There was a time when I lived and worked in Hollywood. For ten years in fact. You could say that in many ways I did a lot of growing up and certainly learned a whole lot about the entertainment industry. I met and befriended some of the most intelligent, funny, driven people I have ever met in my life. I learned the ropes of Hollywood and had a very nice office on the oldest studio lot in LA. I shared a cigarette with Larry Charles, chatted with Terrence Mallick and Allan Ball. My office was across the hall from the offices of Jodie Foster and John Cusack. It was a wonderful time in my life.

In March, 2012, I decided to take a rare life opportunity and move to Israel for awhile. I needed a change of scenery. Would I miss Hollywood? Would I wind up out of the loop?

Turns out I picked a great time – the 21st century – to continue to work within the entertainment industry but to live 9,000 miles away in a more peaceful environment.

Israel? More peaceful?

Yes, for me it is. I love the creative energy of Hollywood, the palpable excitement in the air of so many possibilities, of such ambition. But after some time, I wanted an environment that was outside of that particular bell jar. I wanted some fresh, new air. I wanted to be able to go to a café and NOT run into ten other writers, working away.

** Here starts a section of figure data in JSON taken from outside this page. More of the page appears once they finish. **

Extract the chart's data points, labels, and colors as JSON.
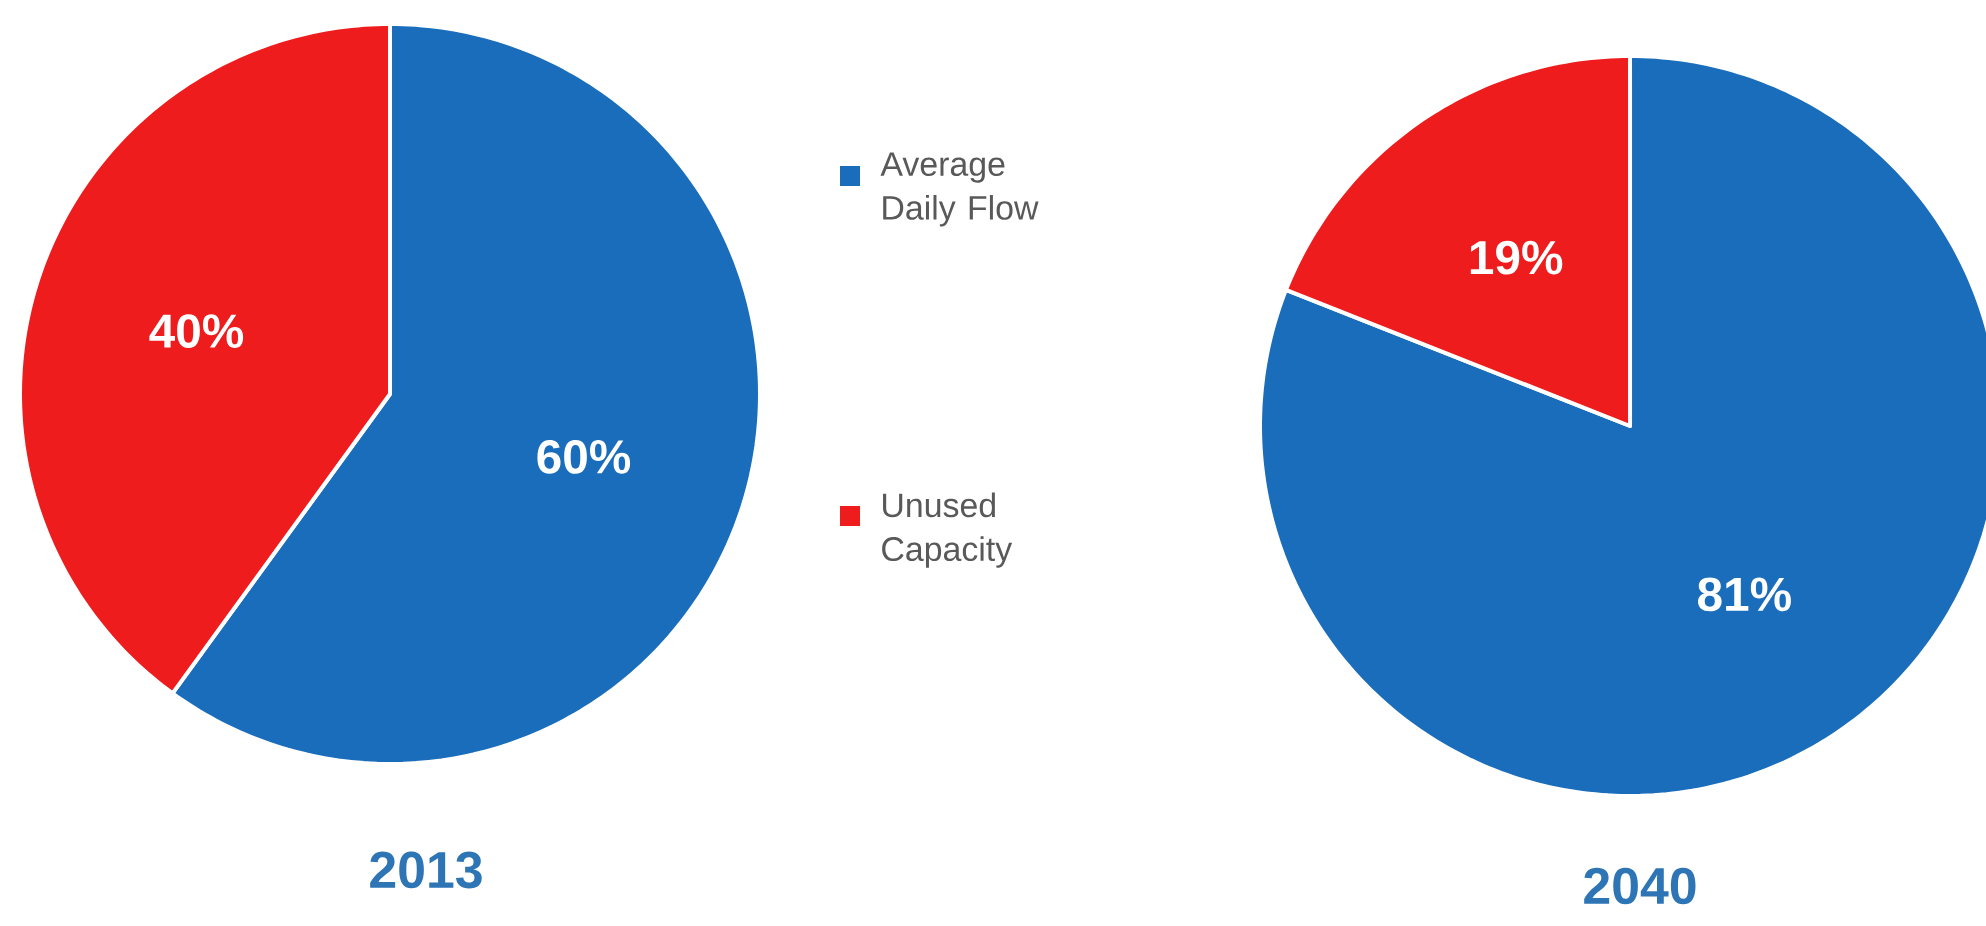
{
  "chart_data": [
    {
      "type": "pie",
      "title": "2013",
      "categories": [
        "Average Daily Flow",
        "Unused Capacity"
      ],
      "values": [
        60,
        40
      ],
      "colors": [
        "#1a6dbb",
        "#ee1c1c"
      ],
      "value_labels": [
        "60%",
        "40%"
      ],
      "legend": "right"
    },
    {
      "type": "pie",
      "title": "2040",
      "categories": [
        null,
        null
      ],
      "values": [
        81,
        19
      ],
      "colors": [
        "#1a6dbb",
        "#ee1c1c"
      ],
      "value_labels": [
        "81%",
        "19%"
      ],
      "legend": false
    }
  ]
}
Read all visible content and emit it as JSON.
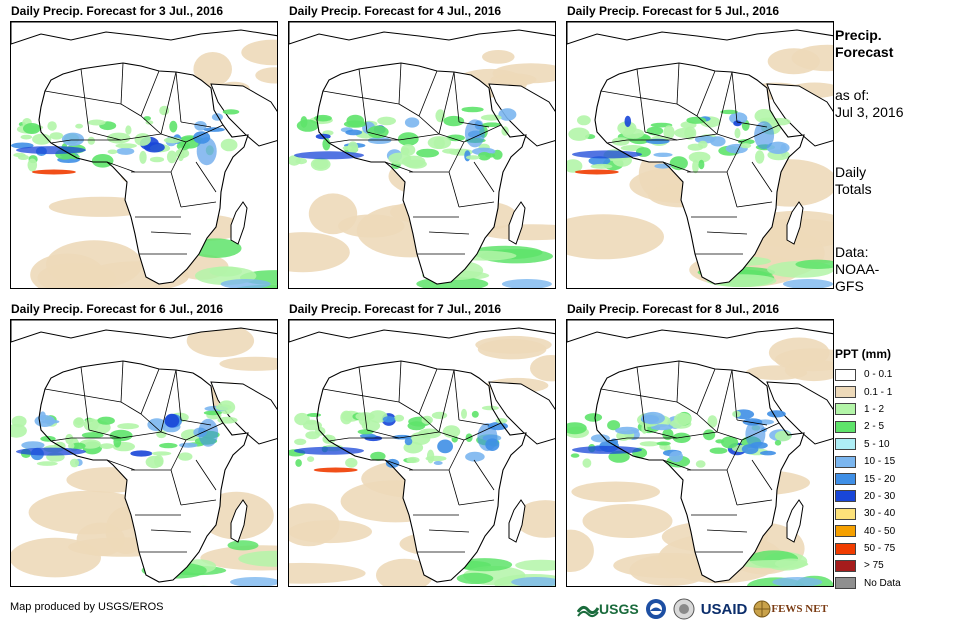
{
  "panels": [
    {
      "title": "Daily Precip. Forecast for 3 Jul., 2016",
      "seed": 3
    },
    {
      "title": "Daily Precip. Forecast for 4 Jul., 2016",
      "seed": 4
    },
    {
      "title": "Daily Precip. Forecast for 5 Jul., 2016",
      "seed": 5
    },
    {
      "title": "Daily Precip. Forecast for 6 Jul., 2016",
      "seed": 6
    },
    {
      "title": "Daily Precip. Forecast for 7 Jul., 2016",
      "seed": 7
    },
    {
      "title": "Daily Precip. Forecast for 8 Jul., 2016",
      "seed": 8
    }
  ],
  "side": {
    "title_line1": "Precip.",
    "title_line2": "Forecast",
    "asof_label": "as of:",
    "asof_date": "Jul 3, 2016",
    "daily_line1": "Daily",
    "daily_line2": "Totals",
    "data_line1": "Data:",
    "data_line2": "NOAA-",
    "data_line3": "GFS"
  },
  "legend": {
    "title": "PPT (mm)",
    "items": [
      {
        "label": "0 - 0.1",
        "color": "#ffffff"
      },
      {
        "label": "0.1 - 1",
        "color": "#edd9b9"
      },
      {
        "label": "1 - 2",
        "color": "#b3f5a8"
      },
      {
        "label": "2 - 5",
        "color": "#5ee36a"
      },
      {
        "label": "5 - 10",
        "color": "#aeeef6"
      },
      {
        "label": "10 - 15",
        "color": "#7bb6ef"
      },
      {
        "label": "15 - 20",
        "color": "#3f8fe6"
      },
      {
        "label": "20 - 30",
        "color": "#1846d8"
      },
      {
        "label": "30 - 40",
        "color": "#fde27a"
      },
      {
        "label": "40 - 50",
        "color": "#f5a000"
      },
      {
        "label": "50 - 75",
        "color": "#f03c00"
      },
      {
        "label": "> 75",
        "color": "#a51c1c"
      },
      {
        "label": "No Data",
        "color": "#8f8f8f"
      }
    ]
  },
  "credit": "Map produced by USGS/EROS",
  "logos": {
    "usgs": "USGS",
    "usaid": "USAID",
    "fewsnet": "FEWS NET"
  }
}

I wanted to get to know creatives and writers in Israel and bring them to the fore while maintaining my relationships in Hollywood. I wanted to see what (and who) else was out there.

What I have found in Israel has been remarkable. The creativity here is literally off the hook. So many stories, so much talent. The Tel Aviv Writer’s Salon is full to overflowing every week with writers eager to express themselves. We already have enough material to publish a collection of our flash fiction in 2014.

One of the most amazing things that I love about the creative environment in Israel is that writers, directors and producers are much easier to access and very happy to share their experiences.

I have hung out with one of Israel’s most successful female producers, Anat Assoulin (Nina’s Tragedies) and talked shop. I have a coffee date lined up with Avi Gavison, the writer of Nina and also with Aharon Keshales one of the writer/directors of Big Bad Wolves, an Israeli film that is currently sweeping festivals all over the world.

Gone are the six layers of assistants and “people” necessary to gain access to these talented filmmakers. In Israel, filmmakers are happy to discuss their work and share their experiences.

Because of the internet and Skype, I maintain the same relationships with agents, managers, producers and writers that I knew in LA. I find that my connections have been roundly supportive and interested in my experiences in Israel. I have sent a handful of Israeli writer’s scripts to contacts in Los Angeles, who well aware that the talent in Israel is formidable and that is has only begun to be tapped.

I am so grateful that I live in time when my business is a global village, and in which I have the opportunity to work with and connect talent from all over the world. I like to be an emissary for the talent in Israel, and the creative scene here. And I like to maintain friendships and relationships in Hollywood at the click of a button.

Can you have your sabich and eat it too? I am. I get to work with Israeli writers and dip into the excitement of Hollywood and creativity every day. Then I get to walk down the street in my neighborhood and buy some nana for tea later, and practice my Hebrew at my favorite bakery. What a world and what a time to be alive in it.